New York City was my birthright, the place my ancestors came to a century and change ago. My grandparents lived within two miles of my co-op, in Crown Heights and Prospect-Lefferts Gardens, before they even met. My mother was born in Queens. When I log onto US government websites, it says my birthplace is New York (it was assigned to me because I’m a US citizen born abroad but still). Most of all though, New York City was the place where I spent a decade, more time than I’ve lived anywhere else since I was growing up in Victoria. I dream of the cities on the Salish Sea but New York has also become a place I know by heart. I can walk this city and know that I have a memory for the majority of the blocks of Manhattan below Central Park and that I knew the chunk of Brooklyn from Wallabout Bay to Green-Wood, from DUMBO to Crown Heights, as well as anyone. I came here a young mother in a new-ish marriage, and really learned how to be a parent and a partner here. I built my career here. I had some of my dearest friends in the city with me. I made my life here thinking I’d always be part of this city. Sure, my apartment was small and narrow and weirdly laid out, but outside this apartment is New York City and really, isn’t that enough?

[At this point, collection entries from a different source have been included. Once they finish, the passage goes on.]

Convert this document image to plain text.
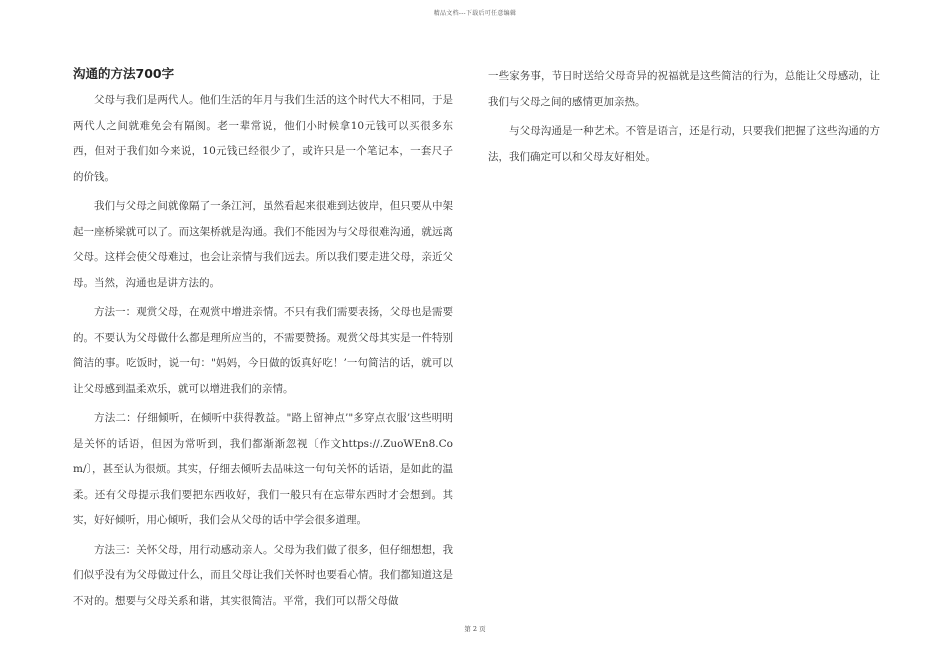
精品文档---下载后可任意编辑
沟通的方法700字

父母与我们是两代人。他们生活的年月与我们生活的这个时代大不相同，于是两代人之间就难免会有隔阂。老一辈常说，他们小时候拿10元钱可以买很多东西，但对于我们如今来说，10元钱已经很少了，或许只是一个笔记本，一套尺子的价钱。

我们与父母之间就像隔了一条江河，虽然看起来很难到达彼岸，但只要从中架起一座桥梁就可以了。而这架桥就是沟通。我们不能因为与父母很难沟通，就远离父母。这样会使父母难过，也会让亲情与我们远去。所以我们要走进父母，亲近父母。当然，沟通也是讲方法的。

方法一：观赏父母，在观赏中增进亲情。不只有我们需要表扬，父母也是需要的。不要认为父母做什么都是理所应当的，不需要赞扬。观赏父母其实是一件特别简洁的事。吃饭时，说一句："妈妈，今日做的饭真好吃！’一句简洁的话，就可以让父母感到温柔欢乐，就可以增进我们的亲情。

方法二：仔细倾听，在倾听中获得教益。"路上留神点’"多穿点衣服’这些明明是关怀的话语，但因为常听到，我们都渐渐忽视〔作文https://.ZuoWEn8.Com/〕，甚至认为很烦。其实，仔细去倾听去品味这一句句关怀的话语，是如此的温柔。还有父母提示我们要把东西收好，我们一般只有在忘带东西时才会想到。其实，好好倾听，用心倾听，我们会从父母的话中学会很多道理。

方法三：关怀父母，用行动感动亲人。父母为我们做了很多，但仔细想想，我们似乎没有为父母做过什么，而且父母让我们关怀时也要看心情。我们都知道这是不对的。想要与父母关系和谐，其实很简洁。平常，我们可以帮父母做

一些家务事，节日时送给父母奇异的祝福就是这些简洁的行为，总能让父母感动，让我们与父母之间的感情更加亲热。

与父母沟通是一种艺术。不管是语言，还是行动，只要我们把握了这些沟通的方法，我们确定可以和父母友好相处。

第 2 页
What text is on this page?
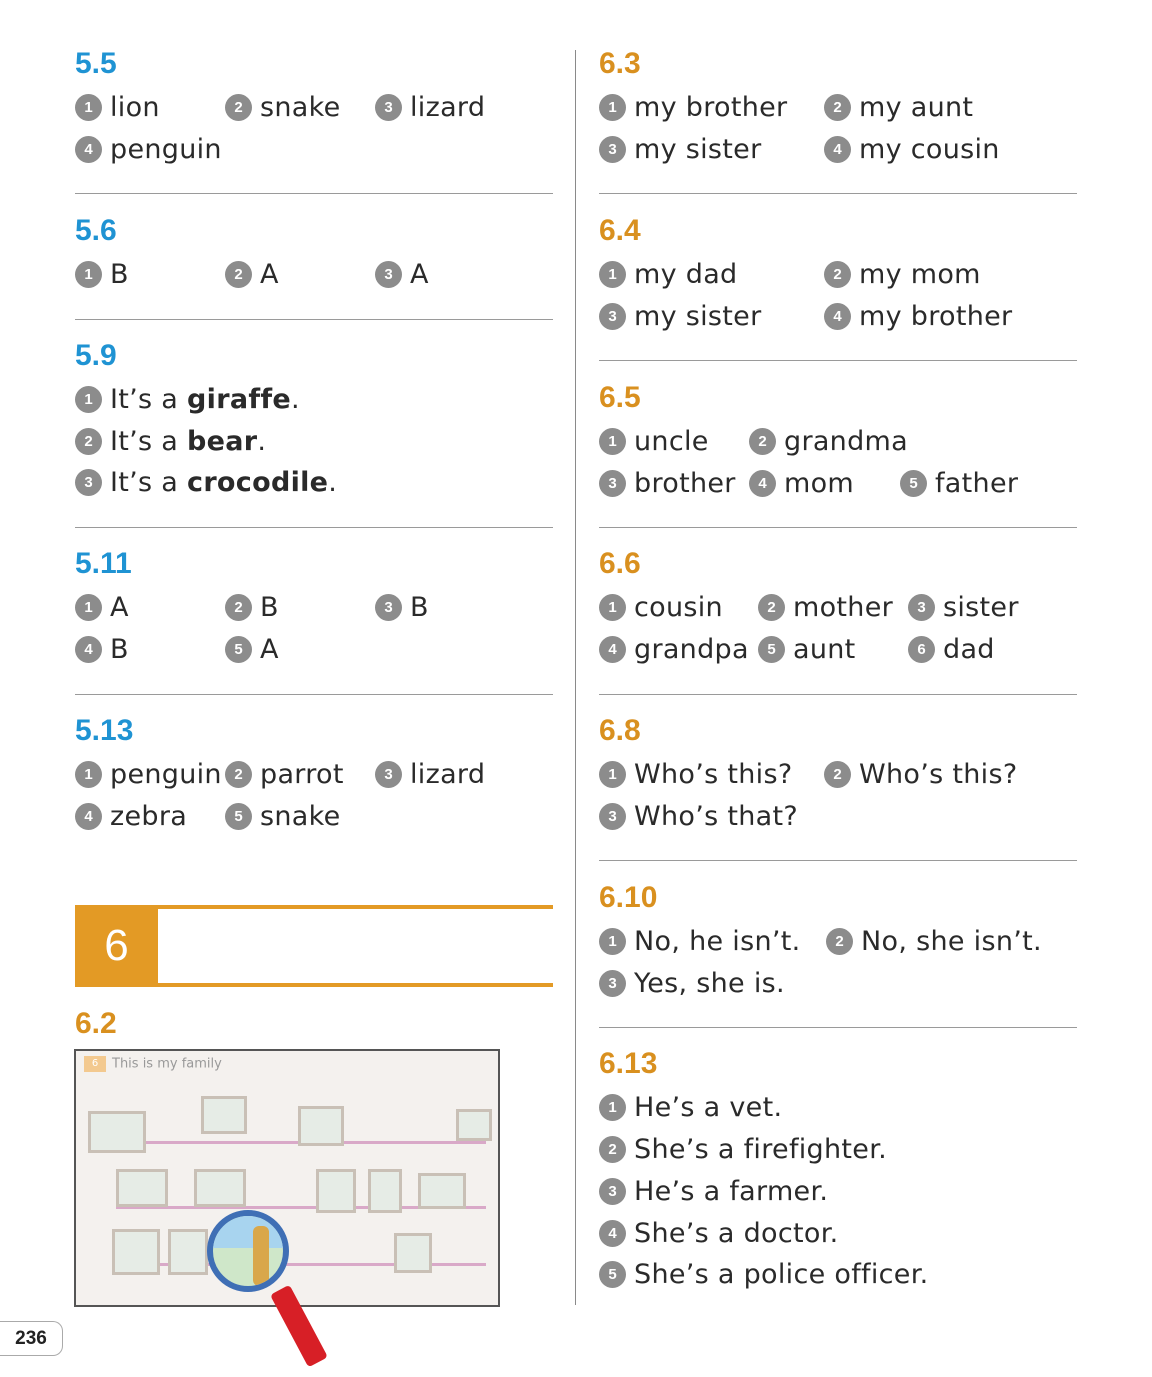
5.5
1 lion	2 snake	3 lizard
4 penguin
5.6
1 B	2 A	3 A
5.9
1 It’s a giraffe.
2 It’s a bear.
3 It’s a crocodile.
5.11
1 A	2 B	3 B
4 B	5 A
5.13
1 penguin 2 parrot	3 lizard
4 zebra	5 snake
6
6.2
6 This is my family
6.3
1 my brother	2 my aunt
3 my sister	4 my cousin
6.4
1 my dad	2 my mom
3 my sister	4 my brother
6.5
1 uncle	2 grandma
3 brother	4 mom	5 father
6.6
1 cousin	2 mother	3 sister
4 grandpa	5 aunt	6 dad
6.8
1 Who’s this?	2 Who’s this?
3 Who’s that?
6.10
1 No, he isn’t.	2 No, she isn’t.
3 Yes, she is.
6.13
1 He’s a vet.
2 She’s a firefighter.
3 He’s a farmer.
4 She’s a doctor.
5 She’s a police officer.
236
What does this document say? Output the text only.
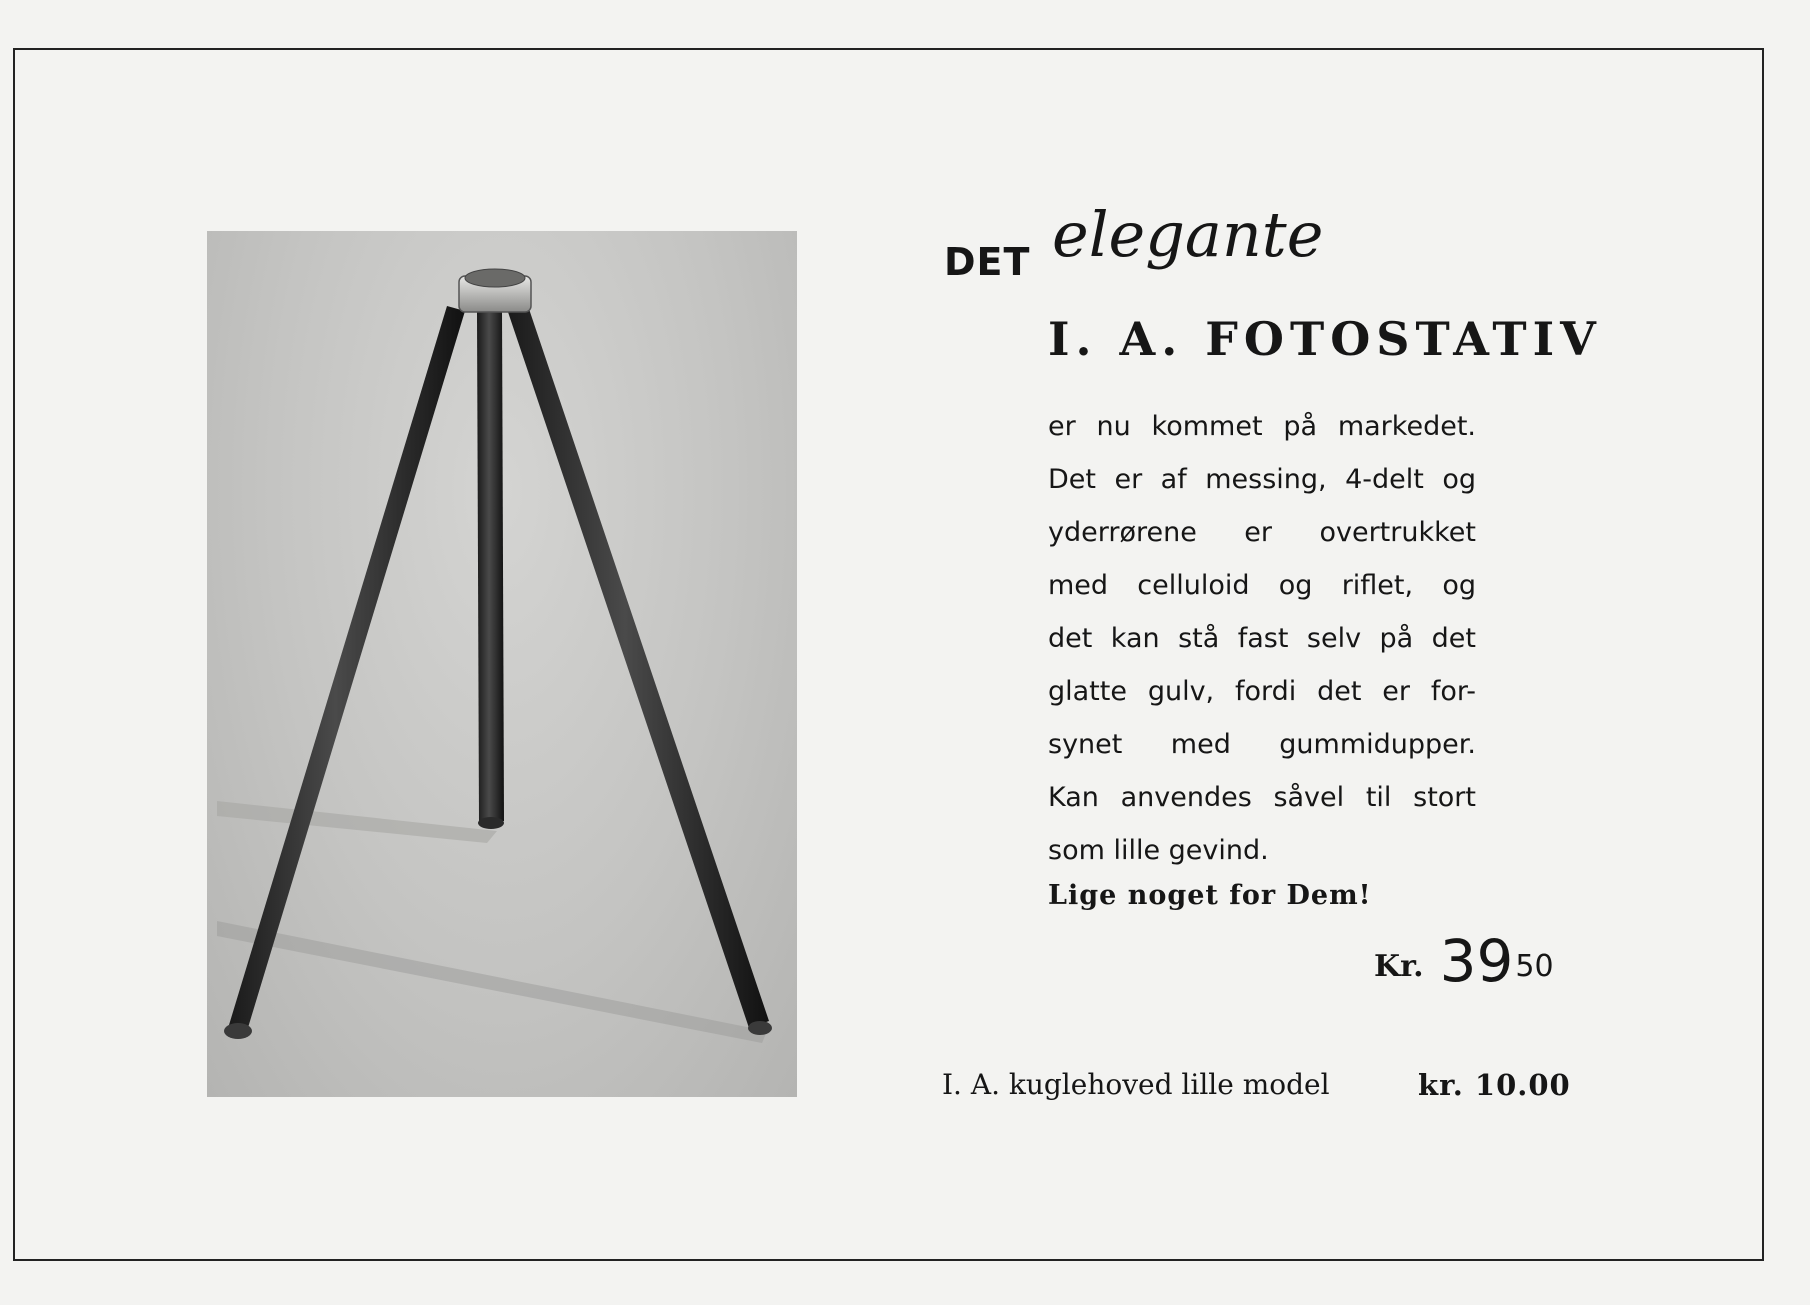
DET elegante
I. A. FOTOSTATIV
er nu kommet på markedet.
Det er af messing, 4-delt og
yderrørene er overtrukket
med celluloid og riflet, og
det kan stå fast selv på det
glatte gulv, fordi det er for-
synet med gummidupper.
Kan anvendes såvel til stort
som lille gevind.
Lige noget for Dem!
Kr. 39 50
I. A. kuglehoved lille model	kr. 10.00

I know exactly how long I’ve been away. It’s only been a month since I officially declared my moving date and changed all my social media to say I live in Wynnewood PA but it feels like so much longer. Doesn’t time always move more slowly when one grieves? And that’s honestly what I need to do right now. I feel like my heart is breaking, like I need to mourn my relationship with New York City. I feel the same sorrow I do in a breakup, knowing I’ve lost a presence in my life. Perhaps I need a new Sorrow Mix, because the last one was made when I was in Los Angeles and mourning Vancouver.
Maybe if I made a new Sorrow Mix, and gave myself the space to grieve, I would be a little more prepared to reconcile myself to a life in which I do not live in NYC. In the next few decades I have allocated to me, I will live in Philadelphia or back in the Northwest, but I will never again really be part of this city the way I have been for the past decade. I am moving on to a new phase in Philadelphia, and I’m excited for that, but I still need to process this loss. Miss you, indeed.